RAID vs MTBF of hard drives

It pays to be aware of what disks your databases reside upon, if only to reduce spindle contention. Lots of installations have internal RAID systems with data striped across multiple drives, and overall this is a good thing.

But as a sysadmin you need to be aware of MTBF, Mean Time Between Failure. Hard drives are physical devices and eventually they’re going to die. Even solid-state drives will eventually fail, there’s an interesting torture test of SSDs at Tech Report. The test concluded last year with the last two to die having had over 2.5 PETABYTES of data written to them! It’s an interesting report.

Here’s the problem. Typically when we build or buy servers, we’ll order X number of hard drives from the same vendor at the same time. There is a strong likelihood that all of the drives will be from the same manufacturing batch, which means that they will have approximately the same MTBF, or the number of hours of operation before they die.

What does this have to do with SQL Server, or any server for that matter?

You come in on a Monday morning and you hear a beep in the computer room. With a little investigation you find the server that’s crying for help, or perhaps your network operations monitor sees the problem: a drive in a RAID array has failed. No problem – go in to the spares, find a drive with the same capacity, replace the dead drive.
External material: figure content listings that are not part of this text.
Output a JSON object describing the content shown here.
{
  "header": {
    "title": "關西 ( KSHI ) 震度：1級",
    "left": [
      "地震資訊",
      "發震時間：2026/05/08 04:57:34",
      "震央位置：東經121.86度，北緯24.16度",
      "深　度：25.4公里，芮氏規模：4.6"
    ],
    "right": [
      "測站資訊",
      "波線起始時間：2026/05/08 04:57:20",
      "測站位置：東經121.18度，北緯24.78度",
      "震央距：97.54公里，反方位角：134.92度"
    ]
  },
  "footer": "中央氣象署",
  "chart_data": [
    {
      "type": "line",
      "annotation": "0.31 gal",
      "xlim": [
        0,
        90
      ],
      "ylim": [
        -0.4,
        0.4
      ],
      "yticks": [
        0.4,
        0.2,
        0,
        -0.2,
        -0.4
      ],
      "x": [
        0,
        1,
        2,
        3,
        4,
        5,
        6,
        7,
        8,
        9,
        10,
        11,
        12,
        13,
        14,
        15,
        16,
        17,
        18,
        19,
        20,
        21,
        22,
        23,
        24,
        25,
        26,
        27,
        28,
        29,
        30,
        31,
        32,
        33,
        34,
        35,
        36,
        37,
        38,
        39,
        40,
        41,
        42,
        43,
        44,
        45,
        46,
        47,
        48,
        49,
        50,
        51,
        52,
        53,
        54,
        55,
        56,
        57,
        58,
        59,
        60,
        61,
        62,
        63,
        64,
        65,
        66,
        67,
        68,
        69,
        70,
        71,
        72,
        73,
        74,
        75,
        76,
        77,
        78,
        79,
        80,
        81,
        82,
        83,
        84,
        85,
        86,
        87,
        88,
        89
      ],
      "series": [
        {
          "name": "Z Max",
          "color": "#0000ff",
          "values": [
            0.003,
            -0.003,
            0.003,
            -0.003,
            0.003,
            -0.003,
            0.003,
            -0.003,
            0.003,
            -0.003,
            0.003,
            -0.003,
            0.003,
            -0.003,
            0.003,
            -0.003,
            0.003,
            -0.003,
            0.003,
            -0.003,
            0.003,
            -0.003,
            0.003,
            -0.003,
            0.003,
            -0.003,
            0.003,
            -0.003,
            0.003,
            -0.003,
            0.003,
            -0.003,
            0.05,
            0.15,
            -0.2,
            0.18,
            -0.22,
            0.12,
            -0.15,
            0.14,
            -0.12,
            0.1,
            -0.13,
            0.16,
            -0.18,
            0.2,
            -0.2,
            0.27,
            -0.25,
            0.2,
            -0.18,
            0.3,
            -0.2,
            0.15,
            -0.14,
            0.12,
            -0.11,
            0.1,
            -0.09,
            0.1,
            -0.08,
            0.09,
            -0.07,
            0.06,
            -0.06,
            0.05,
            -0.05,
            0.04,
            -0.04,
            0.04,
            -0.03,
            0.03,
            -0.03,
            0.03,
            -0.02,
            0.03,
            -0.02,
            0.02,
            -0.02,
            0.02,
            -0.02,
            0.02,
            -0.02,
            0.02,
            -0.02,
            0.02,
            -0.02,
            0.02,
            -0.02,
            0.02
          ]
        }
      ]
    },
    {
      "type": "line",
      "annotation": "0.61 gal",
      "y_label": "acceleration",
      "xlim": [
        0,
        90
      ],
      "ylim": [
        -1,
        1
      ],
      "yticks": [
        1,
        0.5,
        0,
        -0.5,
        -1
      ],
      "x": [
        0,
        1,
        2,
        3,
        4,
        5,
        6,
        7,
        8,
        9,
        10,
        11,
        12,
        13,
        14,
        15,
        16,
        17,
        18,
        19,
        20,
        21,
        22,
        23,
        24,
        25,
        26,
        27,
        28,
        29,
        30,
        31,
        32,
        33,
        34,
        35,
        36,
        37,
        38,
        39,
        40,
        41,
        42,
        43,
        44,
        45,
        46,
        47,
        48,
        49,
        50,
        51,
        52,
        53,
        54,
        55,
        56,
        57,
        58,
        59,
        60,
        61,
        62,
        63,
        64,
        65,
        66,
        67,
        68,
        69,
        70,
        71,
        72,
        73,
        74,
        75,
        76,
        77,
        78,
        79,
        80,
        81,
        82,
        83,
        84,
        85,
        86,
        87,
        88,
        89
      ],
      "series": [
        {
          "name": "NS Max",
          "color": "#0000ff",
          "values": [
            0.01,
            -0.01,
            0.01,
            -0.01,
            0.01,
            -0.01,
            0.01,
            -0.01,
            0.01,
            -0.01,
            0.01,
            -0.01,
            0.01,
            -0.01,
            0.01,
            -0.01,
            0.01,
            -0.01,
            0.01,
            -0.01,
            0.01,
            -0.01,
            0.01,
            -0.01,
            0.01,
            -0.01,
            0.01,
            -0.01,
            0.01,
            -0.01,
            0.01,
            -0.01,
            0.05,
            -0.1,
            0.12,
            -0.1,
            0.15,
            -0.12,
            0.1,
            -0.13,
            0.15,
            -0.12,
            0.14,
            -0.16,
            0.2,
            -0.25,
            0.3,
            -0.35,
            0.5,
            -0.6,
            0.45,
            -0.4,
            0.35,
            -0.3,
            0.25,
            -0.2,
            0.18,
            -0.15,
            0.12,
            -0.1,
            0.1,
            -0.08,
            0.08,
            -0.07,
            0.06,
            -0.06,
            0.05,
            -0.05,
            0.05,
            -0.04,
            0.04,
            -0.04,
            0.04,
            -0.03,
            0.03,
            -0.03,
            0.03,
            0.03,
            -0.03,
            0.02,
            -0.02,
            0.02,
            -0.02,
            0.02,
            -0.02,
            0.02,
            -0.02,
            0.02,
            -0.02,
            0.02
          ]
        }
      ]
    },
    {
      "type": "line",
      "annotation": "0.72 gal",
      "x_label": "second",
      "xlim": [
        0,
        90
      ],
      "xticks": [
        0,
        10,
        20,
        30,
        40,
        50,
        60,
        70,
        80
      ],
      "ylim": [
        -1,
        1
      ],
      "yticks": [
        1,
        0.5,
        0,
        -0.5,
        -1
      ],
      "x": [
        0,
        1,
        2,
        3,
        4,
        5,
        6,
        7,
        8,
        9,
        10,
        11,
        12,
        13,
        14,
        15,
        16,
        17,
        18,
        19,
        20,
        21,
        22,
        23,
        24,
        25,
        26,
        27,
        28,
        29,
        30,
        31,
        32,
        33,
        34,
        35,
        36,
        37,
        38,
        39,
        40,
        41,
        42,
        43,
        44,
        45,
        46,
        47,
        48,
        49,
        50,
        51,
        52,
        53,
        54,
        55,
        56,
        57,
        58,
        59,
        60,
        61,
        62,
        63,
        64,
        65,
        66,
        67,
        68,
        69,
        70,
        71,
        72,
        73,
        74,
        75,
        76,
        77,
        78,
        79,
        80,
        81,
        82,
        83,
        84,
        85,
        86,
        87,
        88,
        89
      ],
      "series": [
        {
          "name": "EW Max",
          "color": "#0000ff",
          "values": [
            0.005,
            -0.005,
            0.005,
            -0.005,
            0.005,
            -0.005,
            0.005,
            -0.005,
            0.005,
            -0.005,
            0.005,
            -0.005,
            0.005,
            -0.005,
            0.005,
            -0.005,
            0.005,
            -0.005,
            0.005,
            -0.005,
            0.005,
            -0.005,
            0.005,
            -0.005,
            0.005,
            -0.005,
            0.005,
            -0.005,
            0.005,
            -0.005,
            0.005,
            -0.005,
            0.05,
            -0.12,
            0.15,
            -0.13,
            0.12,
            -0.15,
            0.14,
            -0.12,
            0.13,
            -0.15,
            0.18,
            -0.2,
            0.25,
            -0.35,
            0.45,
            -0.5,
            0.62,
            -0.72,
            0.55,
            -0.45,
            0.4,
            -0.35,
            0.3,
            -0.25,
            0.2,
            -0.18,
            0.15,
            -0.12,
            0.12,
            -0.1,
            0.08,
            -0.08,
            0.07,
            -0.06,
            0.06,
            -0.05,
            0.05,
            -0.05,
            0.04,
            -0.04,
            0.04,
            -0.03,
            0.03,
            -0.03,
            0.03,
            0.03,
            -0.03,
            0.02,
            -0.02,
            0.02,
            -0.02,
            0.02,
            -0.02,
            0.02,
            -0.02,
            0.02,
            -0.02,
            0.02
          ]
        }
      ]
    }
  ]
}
Now is when the MTBF comes in. If all of the drives were from the same batch, then they have approximately the same MTBF. One drive failed. Thus, all of the drives are not far from failure. And what happens when the failed drive is replaced? The RAID controller rebuilds it. How does it rebuild the new drive? It reads the existing drives to recalculate the checksums and rebuild the data on the new drive. So you now have a VERY I/O intensive operation going on with heavy read activity on a bunch of drives that are probably pushing end of life.

Additionally, before the failed drive is replaced and the new drive is rebuilt, the remaining drives are already under additional strain from reading checksums to recalculate the missing data in order to maintain operation.

Your likelihood of an additional drive failing just went up dramatically. It might happen during the rebuild, it might happen later after the system is back in full swing. And it might be a long way down the line – you never know when a drive or many drives will exceed their expected life or fall short of it.

This is just something to be aware of, and don’t be surprised if it happens. Definitely an important reason to make sure your backups are running well and restorable.

There is a way to try to dodge this issue, but it isn’t terribly easy, and that is to multi-source your drives. Buy drives from multiple suppliers and keep track of which drives from what batch are in what array. Gee, sounds like the job for a database!

I’m not sure about mixing drives from different manufacturers. I would think that if they were the same capacity and speed that you’d be OK, but I’m not 100% confident on that, you might introduce some performance difficulties. Back in Ye Olde Days of network administration when we needed to know things like cylinder and sector counts, things were more complicated. But we don’t bother with that (for the most part) these days.